Thailand’s Prime Minister Yingluck Shinawatra has survived a no-confidence vote in parliament by a wide margin following a heated debate on the government’s rice subsidy program and flood management budget.
Shinawatra comfortably survived the three-day debate in the lower house of parliament on Thursday, with 297 lawmakers voting in her favor and 134 against, amid ongoing protests against her administration.
The party headed by Shinawatra, the Puea Thai Party, and coalition partners dominate the house with 299 seats.
Leader of the opposition Democrat Party Abhisit Vejjajiva led the no-confidence motion against Shinawatra with attacks on her government’s rice-subsidy program, which pays farmers fixed prices for their crops far above market rates.
He also claimed that the embattled premier has allowed corruption to double under her administration since coming to power in July 2011.

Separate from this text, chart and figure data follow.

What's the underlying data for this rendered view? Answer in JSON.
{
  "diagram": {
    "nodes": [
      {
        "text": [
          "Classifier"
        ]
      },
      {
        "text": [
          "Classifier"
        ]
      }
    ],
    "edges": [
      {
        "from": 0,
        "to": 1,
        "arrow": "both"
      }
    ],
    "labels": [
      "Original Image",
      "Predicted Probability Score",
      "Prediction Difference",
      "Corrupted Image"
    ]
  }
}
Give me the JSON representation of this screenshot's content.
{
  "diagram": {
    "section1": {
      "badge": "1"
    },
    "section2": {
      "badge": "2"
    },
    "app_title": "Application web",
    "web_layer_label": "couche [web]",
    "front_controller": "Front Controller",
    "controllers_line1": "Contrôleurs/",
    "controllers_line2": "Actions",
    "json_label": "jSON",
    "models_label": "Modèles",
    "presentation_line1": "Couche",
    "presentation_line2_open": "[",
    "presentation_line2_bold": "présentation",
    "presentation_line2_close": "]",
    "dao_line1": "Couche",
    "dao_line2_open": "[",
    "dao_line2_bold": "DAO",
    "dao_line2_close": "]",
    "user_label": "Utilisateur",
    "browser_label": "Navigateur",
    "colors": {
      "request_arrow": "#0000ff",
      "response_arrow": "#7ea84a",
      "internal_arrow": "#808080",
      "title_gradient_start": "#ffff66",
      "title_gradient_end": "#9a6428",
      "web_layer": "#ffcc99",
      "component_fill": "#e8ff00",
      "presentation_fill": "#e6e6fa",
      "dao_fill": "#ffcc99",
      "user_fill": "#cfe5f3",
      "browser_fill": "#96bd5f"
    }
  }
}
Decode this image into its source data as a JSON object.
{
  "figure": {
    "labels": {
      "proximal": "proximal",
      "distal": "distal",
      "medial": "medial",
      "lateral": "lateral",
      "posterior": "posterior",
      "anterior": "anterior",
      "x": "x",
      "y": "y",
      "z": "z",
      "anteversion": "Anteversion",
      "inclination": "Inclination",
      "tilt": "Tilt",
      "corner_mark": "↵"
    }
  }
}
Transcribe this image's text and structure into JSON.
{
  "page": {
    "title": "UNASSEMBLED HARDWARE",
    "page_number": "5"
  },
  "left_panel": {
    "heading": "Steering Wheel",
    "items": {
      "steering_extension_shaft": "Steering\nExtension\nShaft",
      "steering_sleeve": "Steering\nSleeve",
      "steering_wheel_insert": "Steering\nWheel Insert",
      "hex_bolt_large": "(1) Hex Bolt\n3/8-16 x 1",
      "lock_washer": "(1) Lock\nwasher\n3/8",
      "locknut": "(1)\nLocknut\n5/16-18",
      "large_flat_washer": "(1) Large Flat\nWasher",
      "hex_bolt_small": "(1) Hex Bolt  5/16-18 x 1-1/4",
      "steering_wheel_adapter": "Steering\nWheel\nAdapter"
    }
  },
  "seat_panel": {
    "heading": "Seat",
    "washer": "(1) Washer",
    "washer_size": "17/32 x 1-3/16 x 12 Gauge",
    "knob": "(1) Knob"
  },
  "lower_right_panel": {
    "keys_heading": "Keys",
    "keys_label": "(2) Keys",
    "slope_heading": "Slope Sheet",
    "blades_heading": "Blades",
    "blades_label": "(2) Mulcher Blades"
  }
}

The vote came as anti-government protesters continue to occupy ministries in the capital, Bangkok. Over two dozen provincial government centers have been occupied by protesters.

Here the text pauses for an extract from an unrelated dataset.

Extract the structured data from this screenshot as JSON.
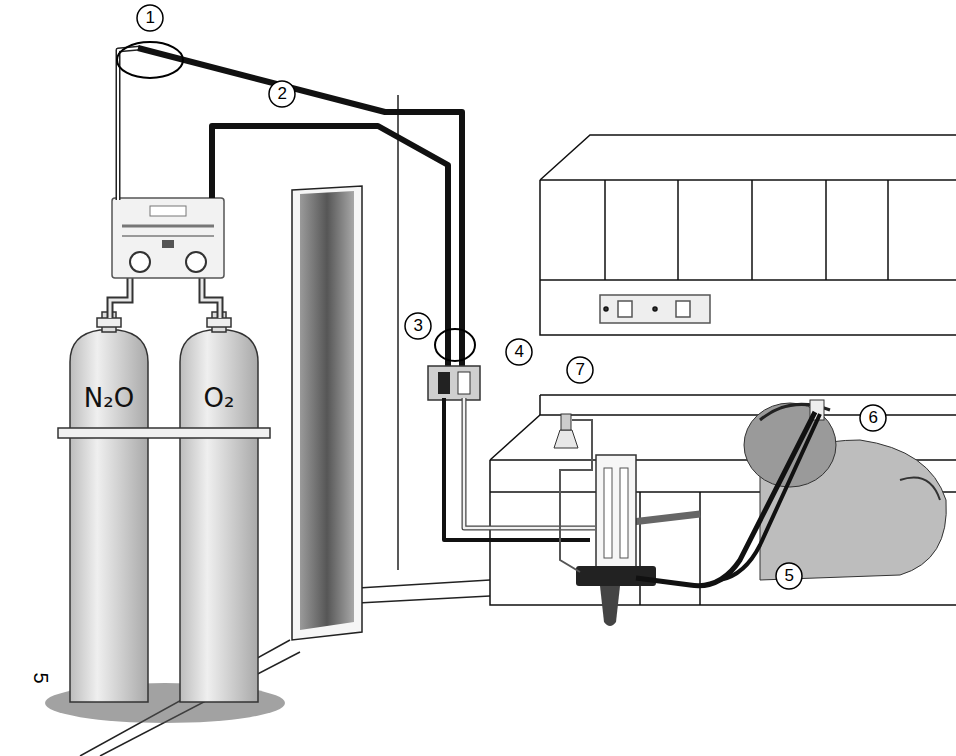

Hundreds of Thai troops have been deployed outside the parliament to maintain security.
Police have issued an arrest warrant for opposition leader Suthep Thaugsuban.
On Wednesday, Suthep rejected talks with the government or other parties.
“No more negotiations,” Suthep told thousands of protesters outside four government ministries.
He added that he is ready to die for his country if the protests do not succeed.
The demonstrators are demanding the resignation of Shinawatra and accuse her administration of being controlled by her brother, ousted Prime Minister Thaksin Shinawatra.
Protests began in Thailand last month over a government-backed bill that granted amnesty to Thaksin. The government was then forced to abandon the amnesty effort.
Thaksin was toppled in a military coup seven years ago, following allegations of corruption. Since then, Thaksin has lived in a self-imposed exile to avoid a prison sentence.